Thursday, January 10, 2008

Testing SSL and Certificate Authentication using makecert

I wanted to set up a development environment, all on my local PC, that would allow me to do Certificate Authentication in an ASP.NET application.

Tools used:
  • IIS 5.1 / Windows XP
  • Web browser: IE 6.0
  • IIS Resources / WFetch for troubleshooting HTTP issues
The first step is to set up SSL on IIS. You need a server certificate for this, which you usually get from a Certificate Authority, but for development/testing purposes you just use makecert.exe (installed in the Visual Studio directory).

First we create a "Root CA" for our two certificates:
makecert -pe -n "CN=Dev Root Auth" -ss my -sr LocalMachine -a sha1 -sky signature -r "DevRootAuth.cer"
Open MMC. Add the Certificates snap-in for Local Computer.

Copy and paste the above "Dev Root Auth" certificate from the Personal path to the "Trusted Root Certification Authorities" path. Or use certmgr to copy it:
certmgr -add -all -c "DevRootAuth.cer" -s -r LocalMachine Root
Now create the server certificate (to use for SSL), using the first certificate created above as the Issuer:
makecert -pe -n "CN=localhost" -ss my -sr LocalMachine -a sha1 -sky exchange -eku 1.3.6.1.5.5.7.3.1 -in "Dev Root Auth" -is MY -ir LocalMachine -sp "Microsoft RSA SChannel Cryptographic Provider" -sy 12 localhost.cer
Note the "Extended Key Usage" value of 1.3.6.1.5.5.7.3.1 which indicates that this cert is for Server Authentication.

Now enable SSL: open Inetnet Information Services management console. Right-click Default Web Site and go to Properties -> Directory Security -> Server Certificate -> Assign an existing certificate. Select the "localhost" cert. Finish the wizard.

You should now be able to access pages on your localhost with HTTPS.

For example, create a directory C:\inetpub\wwwroot\SecureTest with a file named Default.aspx containing the following three lines:
Cert present: <%=Page.Request.ClientCertificate.IsPresent%>

Subject: <%=Page.Request.ClientCertificate.Subject%>
Open now open the file in IE as https://localhost/SecureTest/default.aspx. The output will show:
Cert present: False
Subject:
This verifies HTTPS is working.

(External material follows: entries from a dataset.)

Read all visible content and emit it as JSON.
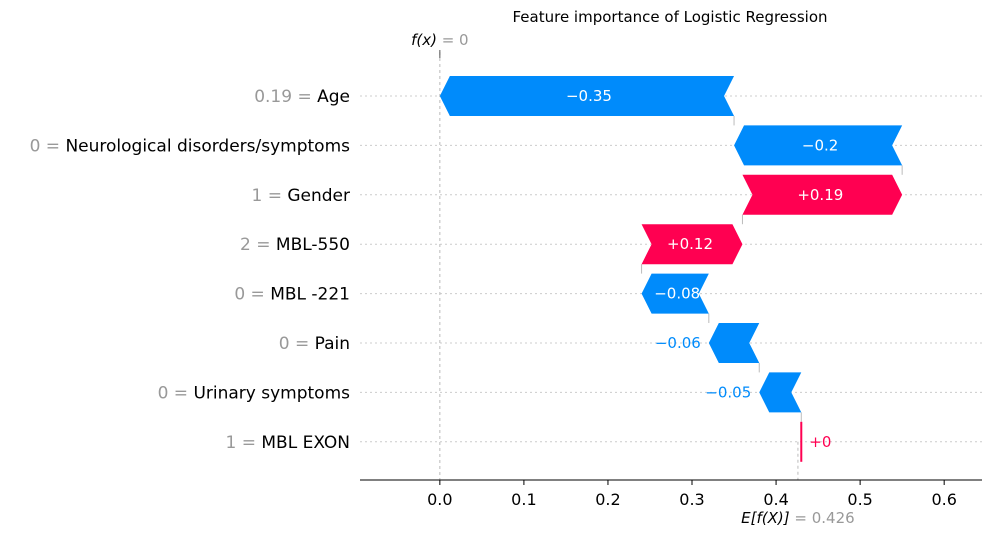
{
  "chart_data": {
    "type": "waterfall",
    "title": "Feature importance of Logistic Regression",
    "fx_label": "f(x)",
    "fx_value": "0",
    "ex_label": "E[f(X)]",
    "ex_value": "0.426",
    "base_value": 0.426,
    "final_value": 0,
    "xlim": [
      -0.095,
      0.645
    ],
    "xticks": [
      0.0,
      0.1,
      0.2,
      0.3,
      0.4,
      0.5,
      0.6
    ],
    "xtick_labels": [
      "0.0",
      "0.1",
      "0.2",
      "0.3",
      "0.4",
      "0.5",
      "0.6"
    ],
    "colors": {
      "negative": "#008bfb",
      "positive": "#ff0051",
      "feature_value": "#999999"
    },
    "features": [
      {
        "name": "Age",
        "value": "0.19",
        "contribution": -0.35,
        "label": "−0.35"
      },
      {
        "name": "Neurological disorders/symptoms",
        "value": "0",
        "contribution": -0.2,
        "label": "−0.2"
      },
      {
        "name": "Gender",
        "value": "1",
        "contribution": 0.19,
        "label": "+0.19"
      },
      {
        "name": "MBL-550",
        "value": "2",
        "contribution": 0.12,
        "label": "+0.12"
      },
      {
        "name": "MBL -221",
        "value": "0",
        "contribution": -0.08,
        "label": "−0.08"
      },
      {
        "name": "Pain",
        "value": "0",
        "contribution": -0.06,
        "label": "−0.06"
      },
      {
        "name": "Urinary symptoms",
        "value": "0",
        "contribution": -0.05,
        "label": "−0.05"
      },
      {
        "name": "MBL EXON",
        "value": "1",
        "contribution": 0.001,
        "label": "+0"
      }
    ]
  }
}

When you click the padlock icon in Internet Explorer you should see the "localhost" certificate is OK. We're done setting up SSL.

The next step is to create the Client Authentication certificate, which IE will pass to IIS to authenticate the user.
makecert -pe -n "CN=Test Client, O=Test company, OU=Testing, E=test@test.com, C=ZA" -ss my -sr CurrentUser -a sha1 -sky exchange -eku 1.3.6.1.5.5.7.3.2 -in "Dev Root Auth" -is Root -ir LocalMachine -sp "Microsoft RSA SChannel Cryptographic Provider" -sy 12 testclient.cer
Note this time the Extended Key Usage value is 1.3.6.1.5.5.7.3.2 which indicates that this cert is for Client Authentication.

The Subject string (-n parameter) must conform to the X.500 distinguished names standard. See RFC2253 for a description of the possible X.500 attributes. You can also use E to specify an email address. I found that the UID attribute doesn't work with makecert, which is too bad, because it would be nice to be able to assign a custom field to the cert to easily identify the user.

You can now configure the SecureTest application in IIS to require Certificate Authentication. In IIS manager, right-click on the SecureTest directory and to Properties -> Directory Security -> Edit. Click "Require secure channel (SSL)". Click "Require client certificates". Click OK and OK again.

Now open https://localhost/SecureTest/default.aspx in IE again. This time the output should show:
Cert present: True
Subject: C=ZA, E=test@test.com, OU=Testing, O=Test company, CN=Test Client
This verifies the Certificate Authentication works.

To make this more useful, you would use the certificate ("what you have") in your Login screen in addition to (or instead of) a username/password ("what you know") for a two-factor authentication scheme. You could map the client certificate to a Windows user in IIS, or write custom authentication code (e.g. Forms Authentication) using the certificate information to uniquely identify the user... (Although some might argue that using a certificate doesn't mean it's a two-factor scheme).

Remember to use WFetch during the whole process to test everything - it's much easier troubleshooting HTTP issues (e.g. to see the HTTP request and response headers and status codes) than just testing with IE.